Fikirlerimiz görünmez kılınıyor, çabamız anlamsızlaştırılıyor, bedenlerimiz fabrikalarda, mağazalarda, evde masa başında köleleştiriliyor, güvencesiz bir hayata mecbur ediliyoruz, ifade özgürlüğümüz çalınıyor, haksız, hukuksuz bir dünyaya ikna edilmeye çalışılıyoruz. Bedenimizin tepeden ayağa nesneymişiz gibi biçimlenmesi amaçlanıyor, hakikati söyleme cesareti gösterenler cezalandırılıyor, hiç olmamışız gibi, yokluğumuzu ilan etmemiz bekleniyor.
Toplumumuzda gitgide artan bu hissizlik duygusunu bir an önce üzerimizden atmamız gerekiyor. Bunların en başında gelen iletişimsizlik ile farklı gruplar arasındaki diyalogları artırmalı ve toplumdaki her bireye bu ekibin bir parçası olduğunu hatırlatmalıyız.

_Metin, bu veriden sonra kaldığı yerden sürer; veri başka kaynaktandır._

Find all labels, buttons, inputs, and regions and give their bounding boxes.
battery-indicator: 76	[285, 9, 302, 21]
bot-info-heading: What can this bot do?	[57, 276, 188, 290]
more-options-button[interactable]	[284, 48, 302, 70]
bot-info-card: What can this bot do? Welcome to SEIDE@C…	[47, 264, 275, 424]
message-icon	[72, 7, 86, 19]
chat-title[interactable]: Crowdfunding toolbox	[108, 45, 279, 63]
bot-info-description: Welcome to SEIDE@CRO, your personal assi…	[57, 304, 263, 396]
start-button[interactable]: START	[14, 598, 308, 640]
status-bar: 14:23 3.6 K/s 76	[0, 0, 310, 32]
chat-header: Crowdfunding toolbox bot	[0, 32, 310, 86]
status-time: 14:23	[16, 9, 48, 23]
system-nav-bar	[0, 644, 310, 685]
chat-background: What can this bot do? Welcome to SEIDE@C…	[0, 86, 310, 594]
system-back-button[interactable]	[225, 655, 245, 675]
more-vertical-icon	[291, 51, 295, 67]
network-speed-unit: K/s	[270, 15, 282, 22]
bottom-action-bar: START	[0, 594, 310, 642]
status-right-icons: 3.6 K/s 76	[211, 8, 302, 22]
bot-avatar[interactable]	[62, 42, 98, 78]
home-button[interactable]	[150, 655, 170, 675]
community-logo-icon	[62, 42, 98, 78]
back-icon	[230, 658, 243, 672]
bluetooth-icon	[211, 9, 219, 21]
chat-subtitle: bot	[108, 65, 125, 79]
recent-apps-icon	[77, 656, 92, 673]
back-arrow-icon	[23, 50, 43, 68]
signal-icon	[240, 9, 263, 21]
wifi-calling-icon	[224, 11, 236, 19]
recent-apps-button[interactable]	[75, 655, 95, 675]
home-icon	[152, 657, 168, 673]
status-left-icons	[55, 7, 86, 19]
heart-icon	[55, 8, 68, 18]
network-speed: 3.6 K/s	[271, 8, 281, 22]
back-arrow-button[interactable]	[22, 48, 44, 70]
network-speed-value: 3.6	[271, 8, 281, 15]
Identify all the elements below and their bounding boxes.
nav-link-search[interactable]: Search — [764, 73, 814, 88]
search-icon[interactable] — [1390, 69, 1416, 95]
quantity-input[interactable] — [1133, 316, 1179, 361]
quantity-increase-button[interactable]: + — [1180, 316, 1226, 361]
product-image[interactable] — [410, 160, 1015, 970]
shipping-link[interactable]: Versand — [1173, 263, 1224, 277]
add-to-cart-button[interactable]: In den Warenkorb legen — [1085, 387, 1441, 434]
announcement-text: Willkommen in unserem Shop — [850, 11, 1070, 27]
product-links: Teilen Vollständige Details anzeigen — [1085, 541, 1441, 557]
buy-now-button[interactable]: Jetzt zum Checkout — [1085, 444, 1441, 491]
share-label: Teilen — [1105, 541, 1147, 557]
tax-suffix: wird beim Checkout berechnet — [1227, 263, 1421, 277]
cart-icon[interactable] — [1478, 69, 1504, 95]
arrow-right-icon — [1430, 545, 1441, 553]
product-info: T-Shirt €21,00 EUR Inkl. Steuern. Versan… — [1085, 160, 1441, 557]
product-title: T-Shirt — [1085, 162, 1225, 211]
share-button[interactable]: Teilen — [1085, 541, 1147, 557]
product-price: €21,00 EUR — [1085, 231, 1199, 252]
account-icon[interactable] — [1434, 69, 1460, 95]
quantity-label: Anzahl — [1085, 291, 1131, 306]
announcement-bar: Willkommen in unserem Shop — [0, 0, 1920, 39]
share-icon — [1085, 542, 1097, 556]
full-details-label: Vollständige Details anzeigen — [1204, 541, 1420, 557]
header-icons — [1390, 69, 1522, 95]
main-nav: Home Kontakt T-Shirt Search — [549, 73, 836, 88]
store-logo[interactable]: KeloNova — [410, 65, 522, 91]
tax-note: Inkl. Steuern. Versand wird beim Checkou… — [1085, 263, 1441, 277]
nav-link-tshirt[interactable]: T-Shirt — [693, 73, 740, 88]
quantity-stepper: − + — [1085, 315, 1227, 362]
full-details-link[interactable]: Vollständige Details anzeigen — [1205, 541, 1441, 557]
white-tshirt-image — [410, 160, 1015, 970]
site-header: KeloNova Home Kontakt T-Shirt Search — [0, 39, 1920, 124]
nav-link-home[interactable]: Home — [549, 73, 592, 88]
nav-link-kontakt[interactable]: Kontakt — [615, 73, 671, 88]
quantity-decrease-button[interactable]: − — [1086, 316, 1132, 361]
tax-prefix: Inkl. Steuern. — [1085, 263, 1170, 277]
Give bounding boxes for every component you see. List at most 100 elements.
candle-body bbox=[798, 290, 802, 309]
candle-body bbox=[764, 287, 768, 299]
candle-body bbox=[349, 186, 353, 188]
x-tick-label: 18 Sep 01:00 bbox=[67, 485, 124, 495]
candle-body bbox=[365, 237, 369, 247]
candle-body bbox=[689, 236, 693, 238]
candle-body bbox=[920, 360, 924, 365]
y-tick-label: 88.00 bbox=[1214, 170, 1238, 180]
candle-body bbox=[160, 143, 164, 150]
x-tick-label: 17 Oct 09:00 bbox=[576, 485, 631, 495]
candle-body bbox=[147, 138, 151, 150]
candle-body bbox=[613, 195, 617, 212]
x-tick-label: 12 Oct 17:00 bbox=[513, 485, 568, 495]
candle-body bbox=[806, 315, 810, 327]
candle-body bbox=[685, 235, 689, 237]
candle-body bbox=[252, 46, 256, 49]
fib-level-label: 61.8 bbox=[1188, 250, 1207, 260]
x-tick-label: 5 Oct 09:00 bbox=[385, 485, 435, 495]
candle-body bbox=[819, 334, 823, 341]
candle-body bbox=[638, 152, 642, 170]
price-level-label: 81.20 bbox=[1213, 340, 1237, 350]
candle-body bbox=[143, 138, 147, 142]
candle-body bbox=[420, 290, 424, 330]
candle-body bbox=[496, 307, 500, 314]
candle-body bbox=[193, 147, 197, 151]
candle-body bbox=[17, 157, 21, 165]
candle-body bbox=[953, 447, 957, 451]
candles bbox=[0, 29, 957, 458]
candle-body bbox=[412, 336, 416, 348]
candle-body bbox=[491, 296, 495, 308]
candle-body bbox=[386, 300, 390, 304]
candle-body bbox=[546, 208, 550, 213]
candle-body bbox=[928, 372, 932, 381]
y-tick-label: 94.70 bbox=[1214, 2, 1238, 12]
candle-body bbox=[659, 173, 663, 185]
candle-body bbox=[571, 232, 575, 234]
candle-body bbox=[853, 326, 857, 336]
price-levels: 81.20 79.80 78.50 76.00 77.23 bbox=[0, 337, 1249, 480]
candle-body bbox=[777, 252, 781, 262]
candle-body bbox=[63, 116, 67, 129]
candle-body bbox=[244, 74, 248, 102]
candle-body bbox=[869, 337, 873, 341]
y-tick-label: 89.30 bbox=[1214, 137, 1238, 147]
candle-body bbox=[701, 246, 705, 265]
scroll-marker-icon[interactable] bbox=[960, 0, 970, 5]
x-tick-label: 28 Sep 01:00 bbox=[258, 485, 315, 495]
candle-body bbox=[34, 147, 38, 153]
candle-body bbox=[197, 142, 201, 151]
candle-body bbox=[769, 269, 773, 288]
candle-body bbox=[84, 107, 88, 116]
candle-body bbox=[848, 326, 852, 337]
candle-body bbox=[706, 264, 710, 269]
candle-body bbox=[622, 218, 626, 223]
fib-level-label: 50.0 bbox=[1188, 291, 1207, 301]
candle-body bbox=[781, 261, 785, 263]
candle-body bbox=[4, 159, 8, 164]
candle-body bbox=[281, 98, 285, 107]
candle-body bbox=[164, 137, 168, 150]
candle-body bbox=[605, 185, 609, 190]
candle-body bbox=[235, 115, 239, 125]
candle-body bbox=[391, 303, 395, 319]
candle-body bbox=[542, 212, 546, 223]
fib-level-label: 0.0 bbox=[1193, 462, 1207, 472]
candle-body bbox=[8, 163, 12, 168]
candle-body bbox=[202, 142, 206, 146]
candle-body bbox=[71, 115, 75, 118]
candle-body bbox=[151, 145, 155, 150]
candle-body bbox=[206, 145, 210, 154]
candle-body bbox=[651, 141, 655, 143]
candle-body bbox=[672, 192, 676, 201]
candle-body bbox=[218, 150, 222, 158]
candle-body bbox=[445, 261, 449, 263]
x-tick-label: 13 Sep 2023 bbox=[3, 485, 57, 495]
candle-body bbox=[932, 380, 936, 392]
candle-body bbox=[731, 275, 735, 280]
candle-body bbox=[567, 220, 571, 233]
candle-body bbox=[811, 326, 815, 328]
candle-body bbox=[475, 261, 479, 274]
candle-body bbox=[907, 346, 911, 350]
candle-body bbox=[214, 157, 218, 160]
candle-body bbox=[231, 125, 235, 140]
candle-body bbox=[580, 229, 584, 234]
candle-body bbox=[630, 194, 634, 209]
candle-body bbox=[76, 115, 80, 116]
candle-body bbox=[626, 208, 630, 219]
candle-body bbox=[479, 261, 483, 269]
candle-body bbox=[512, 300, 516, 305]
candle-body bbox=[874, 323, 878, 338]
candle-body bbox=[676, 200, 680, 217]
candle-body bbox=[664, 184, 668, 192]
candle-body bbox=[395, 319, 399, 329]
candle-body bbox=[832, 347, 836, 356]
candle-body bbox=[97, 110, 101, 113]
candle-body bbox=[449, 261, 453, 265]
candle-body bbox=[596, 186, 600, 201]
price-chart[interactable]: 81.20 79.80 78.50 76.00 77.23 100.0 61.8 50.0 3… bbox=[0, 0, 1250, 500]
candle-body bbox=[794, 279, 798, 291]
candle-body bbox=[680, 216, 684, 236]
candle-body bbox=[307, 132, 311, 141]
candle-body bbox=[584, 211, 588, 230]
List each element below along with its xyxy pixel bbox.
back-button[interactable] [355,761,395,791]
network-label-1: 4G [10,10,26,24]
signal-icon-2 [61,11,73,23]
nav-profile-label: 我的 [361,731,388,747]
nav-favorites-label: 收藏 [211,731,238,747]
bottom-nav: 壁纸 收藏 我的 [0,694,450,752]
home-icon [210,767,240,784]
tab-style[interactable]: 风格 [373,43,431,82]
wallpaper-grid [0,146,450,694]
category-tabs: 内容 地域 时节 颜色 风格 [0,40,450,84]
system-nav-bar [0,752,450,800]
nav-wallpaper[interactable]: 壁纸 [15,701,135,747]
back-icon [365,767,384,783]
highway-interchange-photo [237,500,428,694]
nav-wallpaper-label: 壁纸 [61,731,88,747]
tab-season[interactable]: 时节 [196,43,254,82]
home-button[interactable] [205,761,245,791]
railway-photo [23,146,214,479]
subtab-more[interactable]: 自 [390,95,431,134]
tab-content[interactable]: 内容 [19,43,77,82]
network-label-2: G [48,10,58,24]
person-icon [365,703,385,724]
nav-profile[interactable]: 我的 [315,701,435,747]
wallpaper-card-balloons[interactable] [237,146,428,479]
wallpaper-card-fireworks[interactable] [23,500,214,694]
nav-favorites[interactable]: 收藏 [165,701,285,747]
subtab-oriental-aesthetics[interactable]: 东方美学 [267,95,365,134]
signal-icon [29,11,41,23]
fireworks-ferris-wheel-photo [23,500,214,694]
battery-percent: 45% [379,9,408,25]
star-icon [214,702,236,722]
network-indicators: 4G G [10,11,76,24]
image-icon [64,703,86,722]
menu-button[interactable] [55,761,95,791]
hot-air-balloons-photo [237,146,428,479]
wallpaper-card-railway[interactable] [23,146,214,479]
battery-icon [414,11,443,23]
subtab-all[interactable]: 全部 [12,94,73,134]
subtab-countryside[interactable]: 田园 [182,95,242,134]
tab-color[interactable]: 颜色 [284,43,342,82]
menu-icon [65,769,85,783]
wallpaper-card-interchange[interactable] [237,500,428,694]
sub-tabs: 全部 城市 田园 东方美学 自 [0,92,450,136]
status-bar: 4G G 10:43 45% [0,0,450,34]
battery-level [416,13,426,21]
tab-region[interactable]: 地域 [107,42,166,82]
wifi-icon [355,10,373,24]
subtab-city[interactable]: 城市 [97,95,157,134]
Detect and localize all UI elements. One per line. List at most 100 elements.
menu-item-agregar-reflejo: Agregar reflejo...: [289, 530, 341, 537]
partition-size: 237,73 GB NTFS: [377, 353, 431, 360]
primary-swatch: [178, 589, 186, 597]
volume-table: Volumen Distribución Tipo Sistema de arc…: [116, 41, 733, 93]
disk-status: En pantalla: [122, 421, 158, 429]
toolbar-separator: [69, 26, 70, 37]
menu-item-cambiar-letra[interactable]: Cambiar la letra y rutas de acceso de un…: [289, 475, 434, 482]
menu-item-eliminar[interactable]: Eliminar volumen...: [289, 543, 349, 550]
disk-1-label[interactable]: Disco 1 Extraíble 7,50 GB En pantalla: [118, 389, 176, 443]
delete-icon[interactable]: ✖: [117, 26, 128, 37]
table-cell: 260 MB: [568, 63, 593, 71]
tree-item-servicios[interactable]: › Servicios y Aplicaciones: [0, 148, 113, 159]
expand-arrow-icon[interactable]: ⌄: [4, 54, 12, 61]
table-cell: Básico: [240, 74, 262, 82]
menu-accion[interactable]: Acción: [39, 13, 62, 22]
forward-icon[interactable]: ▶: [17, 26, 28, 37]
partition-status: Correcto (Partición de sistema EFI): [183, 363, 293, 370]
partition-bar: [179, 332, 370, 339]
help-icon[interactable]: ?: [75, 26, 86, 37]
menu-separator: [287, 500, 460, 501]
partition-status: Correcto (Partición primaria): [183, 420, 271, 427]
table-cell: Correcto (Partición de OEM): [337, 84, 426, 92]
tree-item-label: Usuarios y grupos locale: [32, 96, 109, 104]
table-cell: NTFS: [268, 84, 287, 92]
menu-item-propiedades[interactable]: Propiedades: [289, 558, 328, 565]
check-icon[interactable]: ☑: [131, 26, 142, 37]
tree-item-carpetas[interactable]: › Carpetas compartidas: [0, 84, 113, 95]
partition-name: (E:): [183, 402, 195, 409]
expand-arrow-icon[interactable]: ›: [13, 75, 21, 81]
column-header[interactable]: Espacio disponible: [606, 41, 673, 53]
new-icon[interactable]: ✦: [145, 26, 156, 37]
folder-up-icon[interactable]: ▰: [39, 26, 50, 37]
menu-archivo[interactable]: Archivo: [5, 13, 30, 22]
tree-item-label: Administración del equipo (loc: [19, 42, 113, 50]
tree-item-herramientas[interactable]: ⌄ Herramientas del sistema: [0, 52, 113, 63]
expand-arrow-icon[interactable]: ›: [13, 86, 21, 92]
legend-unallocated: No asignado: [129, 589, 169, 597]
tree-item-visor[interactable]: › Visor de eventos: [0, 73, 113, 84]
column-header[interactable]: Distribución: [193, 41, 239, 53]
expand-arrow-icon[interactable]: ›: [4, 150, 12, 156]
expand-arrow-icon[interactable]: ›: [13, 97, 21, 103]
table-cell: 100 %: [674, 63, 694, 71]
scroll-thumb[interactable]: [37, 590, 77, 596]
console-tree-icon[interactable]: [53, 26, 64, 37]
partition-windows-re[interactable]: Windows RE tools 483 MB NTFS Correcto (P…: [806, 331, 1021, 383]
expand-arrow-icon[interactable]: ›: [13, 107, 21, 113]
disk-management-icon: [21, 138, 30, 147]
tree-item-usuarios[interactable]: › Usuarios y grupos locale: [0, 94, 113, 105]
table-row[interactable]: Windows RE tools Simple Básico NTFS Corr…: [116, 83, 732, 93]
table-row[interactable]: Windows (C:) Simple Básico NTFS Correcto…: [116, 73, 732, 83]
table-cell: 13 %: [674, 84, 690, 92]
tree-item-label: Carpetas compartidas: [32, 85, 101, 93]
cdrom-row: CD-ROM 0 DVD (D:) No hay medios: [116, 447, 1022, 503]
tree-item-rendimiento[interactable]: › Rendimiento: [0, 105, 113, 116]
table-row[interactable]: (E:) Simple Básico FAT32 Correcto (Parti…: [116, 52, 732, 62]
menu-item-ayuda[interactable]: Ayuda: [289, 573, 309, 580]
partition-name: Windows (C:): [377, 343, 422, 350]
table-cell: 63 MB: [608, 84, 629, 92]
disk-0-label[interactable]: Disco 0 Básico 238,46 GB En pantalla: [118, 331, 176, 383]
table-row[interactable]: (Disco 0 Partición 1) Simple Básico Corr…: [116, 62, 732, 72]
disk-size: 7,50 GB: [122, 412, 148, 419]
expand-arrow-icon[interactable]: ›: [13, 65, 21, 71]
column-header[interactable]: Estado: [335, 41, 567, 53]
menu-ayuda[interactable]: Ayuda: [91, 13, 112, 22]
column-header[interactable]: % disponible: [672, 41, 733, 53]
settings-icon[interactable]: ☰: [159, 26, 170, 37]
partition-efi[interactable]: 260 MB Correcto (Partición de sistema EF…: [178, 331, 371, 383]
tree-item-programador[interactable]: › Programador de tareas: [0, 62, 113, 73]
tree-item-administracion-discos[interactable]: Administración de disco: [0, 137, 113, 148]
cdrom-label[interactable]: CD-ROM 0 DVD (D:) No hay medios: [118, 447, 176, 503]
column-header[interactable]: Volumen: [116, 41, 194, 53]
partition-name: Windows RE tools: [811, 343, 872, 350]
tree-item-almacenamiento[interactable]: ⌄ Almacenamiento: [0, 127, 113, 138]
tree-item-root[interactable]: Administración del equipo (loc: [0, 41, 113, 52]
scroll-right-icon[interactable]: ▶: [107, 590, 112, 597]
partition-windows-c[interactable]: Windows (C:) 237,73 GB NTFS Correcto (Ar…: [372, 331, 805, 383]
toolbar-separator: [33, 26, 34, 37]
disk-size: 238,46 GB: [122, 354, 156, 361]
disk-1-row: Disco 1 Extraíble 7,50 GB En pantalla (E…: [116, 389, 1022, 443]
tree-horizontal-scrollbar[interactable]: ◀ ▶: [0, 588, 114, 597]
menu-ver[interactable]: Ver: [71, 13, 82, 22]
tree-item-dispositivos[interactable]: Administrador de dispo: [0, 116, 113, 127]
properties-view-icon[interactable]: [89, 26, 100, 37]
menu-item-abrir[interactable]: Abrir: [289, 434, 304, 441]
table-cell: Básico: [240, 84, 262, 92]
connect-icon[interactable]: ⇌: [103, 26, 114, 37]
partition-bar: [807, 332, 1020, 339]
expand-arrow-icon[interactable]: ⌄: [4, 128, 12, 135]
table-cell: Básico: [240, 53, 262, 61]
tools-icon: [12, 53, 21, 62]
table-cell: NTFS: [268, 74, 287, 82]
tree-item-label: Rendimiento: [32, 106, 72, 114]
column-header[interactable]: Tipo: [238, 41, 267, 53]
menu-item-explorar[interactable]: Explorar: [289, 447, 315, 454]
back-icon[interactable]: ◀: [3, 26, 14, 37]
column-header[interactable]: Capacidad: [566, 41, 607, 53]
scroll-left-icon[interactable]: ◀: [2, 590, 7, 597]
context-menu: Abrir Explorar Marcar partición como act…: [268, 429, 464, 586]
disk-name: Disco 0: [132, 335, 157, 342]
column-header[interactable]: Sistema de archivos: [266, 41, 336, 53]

Tüketirken tükeniyoruz. Sorgulamayı, minimalist yaşamayı, alternatifler oluşturmayı, adil ve etik olmayı benimsemeyi öğrenmemiz ve öğretmemiz gerekiyor. Satın aldığımız her ürünle, yaptığımız her eylemle, kurduğumuz her cümleyle yaşamak istediğimiz dünyanın temellerini atıyoruz, bunun farkına vardığımızda dünyayı daha güzel bir yer haline getireceğiz.